Exists in set query


#1

I need to design a system where I need to check if a key exists or not. Currently I am already using aerospike for the cause but my use case is no entirely satisfied by aerospike. I will have a key like this ( A group of 4 integers) –

For eg.

1-105-3-1133441 222-1000-1-1891893

(clientid-campaignid-nodeid-userid)

I just need to know if this key exists or not in the set. If exists return 1 else set the key and return 0. So that next time the query will return 1 This has to be a centralized service, like an aerospike server , because the checks/set will happen from multiple servers.

If a campaign is live the queries will be very dense ( upto 20k/s ). So the key lookup has to be in memory. But after that , for eg if no query in the last 5 minutes , all the data has to be retained on disk , so that memory can be freed up for other campaigns. I do not expect more that 20-30 campaigns to be live.

Whenever the next time an old campaign gets a query again , the server should bring it back to memory and serve the requests from memory. The first query will be slow because it has to kickoff a read from disk but next query onwards will be very fast.

I am using aerospike for now , but there is a problem that aeorspike stores all keys in memory. When it is practically useless to have old campaigns in memory unless they get triggered again

The total number of keys is practically unlimited.
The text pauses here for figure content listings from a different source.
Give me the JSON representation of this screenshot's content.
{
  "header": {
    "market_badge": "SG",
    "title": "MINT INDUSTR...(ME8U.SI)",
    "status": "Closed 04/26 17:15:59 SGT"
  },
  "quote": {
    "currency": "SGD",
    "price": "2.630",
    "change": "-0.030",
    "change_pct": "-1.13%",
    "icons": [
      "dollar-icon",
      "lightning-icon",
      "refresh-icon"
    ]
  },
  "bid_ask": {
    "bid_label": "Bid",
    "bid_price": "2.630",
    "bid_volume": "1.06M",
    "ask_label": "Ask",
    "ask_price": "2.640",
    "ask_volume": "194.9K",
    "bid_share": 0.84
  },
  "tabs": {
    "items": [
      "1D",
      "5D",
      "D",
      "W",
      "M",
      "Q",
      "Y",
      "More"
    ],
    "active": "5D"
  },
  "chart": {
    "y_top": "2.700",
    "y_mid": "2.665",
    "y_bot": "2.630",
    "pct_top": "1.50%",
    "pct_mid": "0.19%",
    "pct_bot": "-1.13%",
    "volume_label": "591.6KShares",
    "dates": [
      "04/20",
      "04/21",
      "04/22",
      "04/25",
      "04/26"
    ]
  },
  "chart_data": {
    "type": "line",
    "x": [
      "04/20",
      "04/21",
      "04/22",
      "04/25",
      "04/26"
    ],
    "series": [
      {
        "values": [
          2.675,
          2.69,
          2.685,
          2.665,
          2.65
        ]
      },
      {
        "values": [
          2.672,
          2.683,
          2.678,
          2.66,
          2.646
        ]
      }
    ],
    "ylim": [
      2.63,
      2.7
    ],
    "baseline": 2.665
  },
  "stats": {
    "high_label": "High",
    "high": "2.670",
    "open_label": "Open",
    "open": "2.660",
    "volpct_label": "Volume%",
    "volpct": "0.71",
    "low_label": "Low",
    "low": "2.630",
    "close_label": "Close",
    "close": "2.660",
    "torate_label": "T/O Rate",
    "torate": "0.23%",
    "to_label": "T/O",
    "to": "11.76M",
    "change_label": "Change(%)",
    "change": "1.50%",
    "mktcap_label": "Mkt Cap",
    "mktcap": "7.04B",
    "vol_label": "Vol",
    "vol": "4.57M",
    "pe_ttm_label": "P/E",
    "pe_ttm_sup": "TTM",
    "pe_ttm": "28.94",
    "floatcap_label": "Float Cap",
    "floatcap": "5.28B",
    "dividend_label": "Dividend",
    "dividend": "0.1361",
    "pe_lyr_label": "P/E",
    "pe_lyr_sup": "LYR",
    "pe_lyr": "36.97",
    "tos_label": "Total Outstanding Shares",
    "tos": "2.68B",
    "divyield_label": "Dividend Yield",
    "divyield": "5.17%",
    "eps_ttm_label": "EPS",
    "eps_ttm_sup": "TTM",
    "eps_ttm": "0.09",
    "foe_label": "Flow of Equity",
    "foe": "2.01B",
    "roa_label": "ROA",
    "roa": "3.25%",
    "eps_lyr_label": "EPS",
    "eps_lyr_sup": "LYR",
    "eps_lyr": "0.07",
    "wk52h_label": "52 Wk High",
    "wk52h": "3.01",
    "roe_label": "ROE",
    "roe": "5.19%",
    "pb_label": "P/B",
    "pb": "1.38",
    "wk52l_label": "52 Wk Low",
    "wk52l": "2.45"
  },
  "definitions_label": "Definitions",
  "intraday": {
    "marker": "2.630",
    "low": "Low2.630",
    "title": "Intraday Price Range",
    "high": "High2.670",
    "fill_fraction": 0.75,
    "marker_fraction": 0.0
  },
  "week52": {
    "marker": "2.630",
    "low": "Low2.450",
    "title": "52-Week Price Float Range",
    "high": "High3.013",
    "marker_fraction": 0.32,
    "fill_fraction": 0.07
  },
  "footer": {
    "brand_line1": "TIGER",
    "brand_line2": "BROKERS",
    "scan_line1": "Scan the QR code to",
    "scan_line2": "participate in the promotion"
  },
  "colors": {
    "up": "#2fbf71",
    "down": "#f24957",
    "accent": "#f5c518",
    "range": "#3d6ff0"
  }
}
But let us consider 50 million keys per campaign and I may need to store 100k campaign data. Of which only < 50 will be live at any given point of time. The amount of old campaign data is just constrained by disk space


#2

You are storing a composite key with clientid-campaignid-nodeid-userid (a-b-c-d). So total number of keys are abc*d… correct? What, if any, is the data associated with this key?

What are the expected total number of each of a,b,c,d individually that you expect in your problem domain?

When you refer to 100K campaign data, I assume you mean total number of campaignid’s = 100,000. Of which only 50 are active at a given time. Correct?